Lawyers spend a lot of time reviewing contracts and other documents. These documents often contain information, which require outside information to fully understand the context and relevance of the document at hand (e.g. a purchase price listed in a foreign currency makes it difficult to understand, at first sight, if a contract is important). A constant back-and-forth between the document and Google and, as a consequence, a loss of time is the result.
What it does
We created a service that enhance legal documents by recognizing important elements such as person names, company names, addresses and currencies and adding a hover-overlay which provides useful related information on these elements.
The user uploads their document (in PDF format for the moment, but eventually more types of document could be added) to the service. The document is then processed in order to extract the relevant information. Finally the result is displayed in a user friendly Webapp interface that runs locally.
How we built it
The project consists of two main parts: front end and back end.
The front end part has the responsibility for displaying the content of the document, matching the tagged information with its position on the page and showing an overlay.
On the back end side, the text content of the document is extracted and important information is selected using Named Entity Recognition (NER). The elements that the program looks for are: name of persons, reference to money/currency, company names and IDs, addresses.
Challenges we ran into
Finding the right tool was a long process. In particular we needed to find a free NER system that works reasonably well enough to be used as a starting point. We tried several open-source libraries (NLTK, Spacy, Flair), and they both have advantages and disadvantages to them. The best result was proced by flair, but recognition on one page takes on average 3.5 seconds on laptop hardware.
PDF is very unpleasant to work with programmatically, and it is quite difficult to make it render correctly in the browser. Not all aspects of PDF rendering in browsers is supported, adding interactivity on top of the render was especially hard. If we had more time and manpower, we could have probably made more finished frontend, but we made a successful POC.

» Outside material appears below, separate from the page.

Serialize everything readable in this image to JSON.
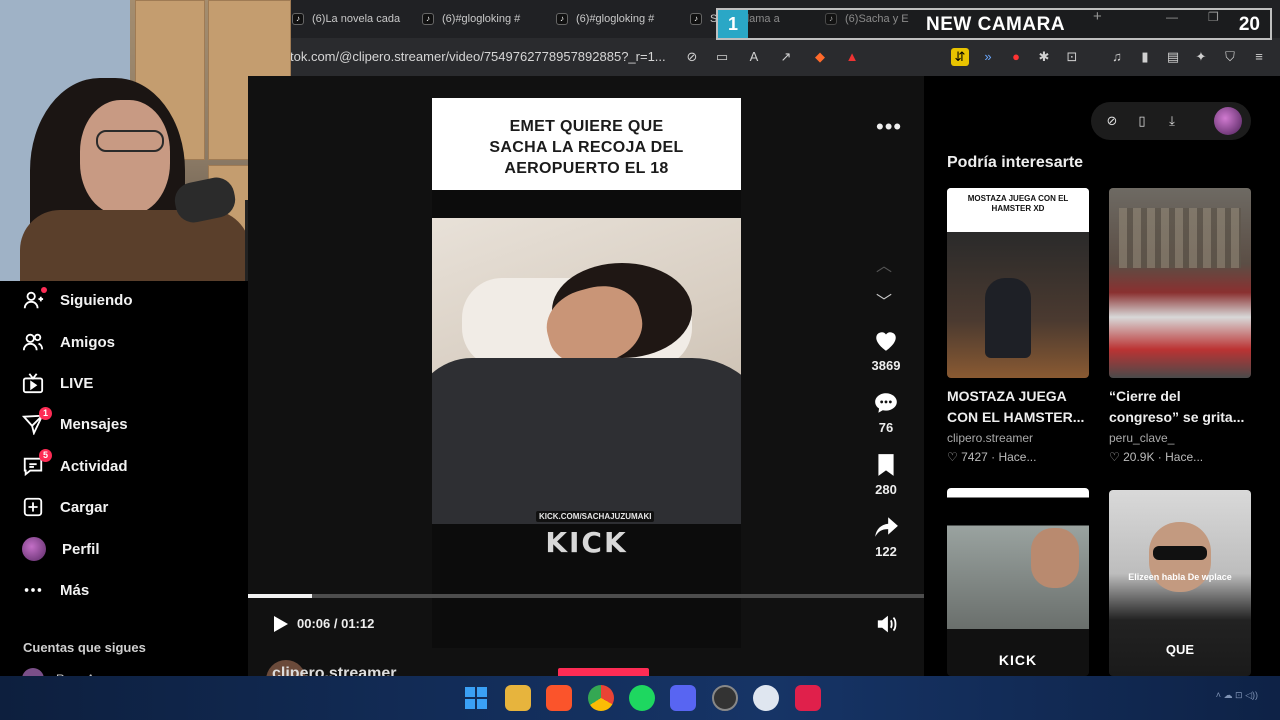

We made a program that is able to process PDF documents and find which where is the relevant information. The generated output is used to highlight corresponding parts of the document and the type of entity is also indicated.
What I learned
I have never used NER system before. I realised that there is a big diversity of such systems, with different levels of functionalities, such as Microsoft's Azure to NLTK which both sits at opposite ends of the spectrum, and intermediate systems such as Spacy and MonkeyLearn. (Alexandre)
I learned a lot about NER, and was impressed by pre-built classifiers provided with flair project. I think we also had an interested experience working remotely. (2 in Zurich, 1 in London)(Dmitrii)
What's next for Smartify Legal Docs
- Improve the recognition of the information, for example by fine tuning the Named Entity Recognition models. The recognition of addresses in particular need to be improved a lot.
- Improve the quality and quantity of the extra data in the overlay.
- Search for other elements to enhance, such as legal statuses and definitions, and anything that lawyers would find useful.
- Improve the rendering of the output, especially the alignment.
- Display more useful information based on the type of entity that is being highlighted.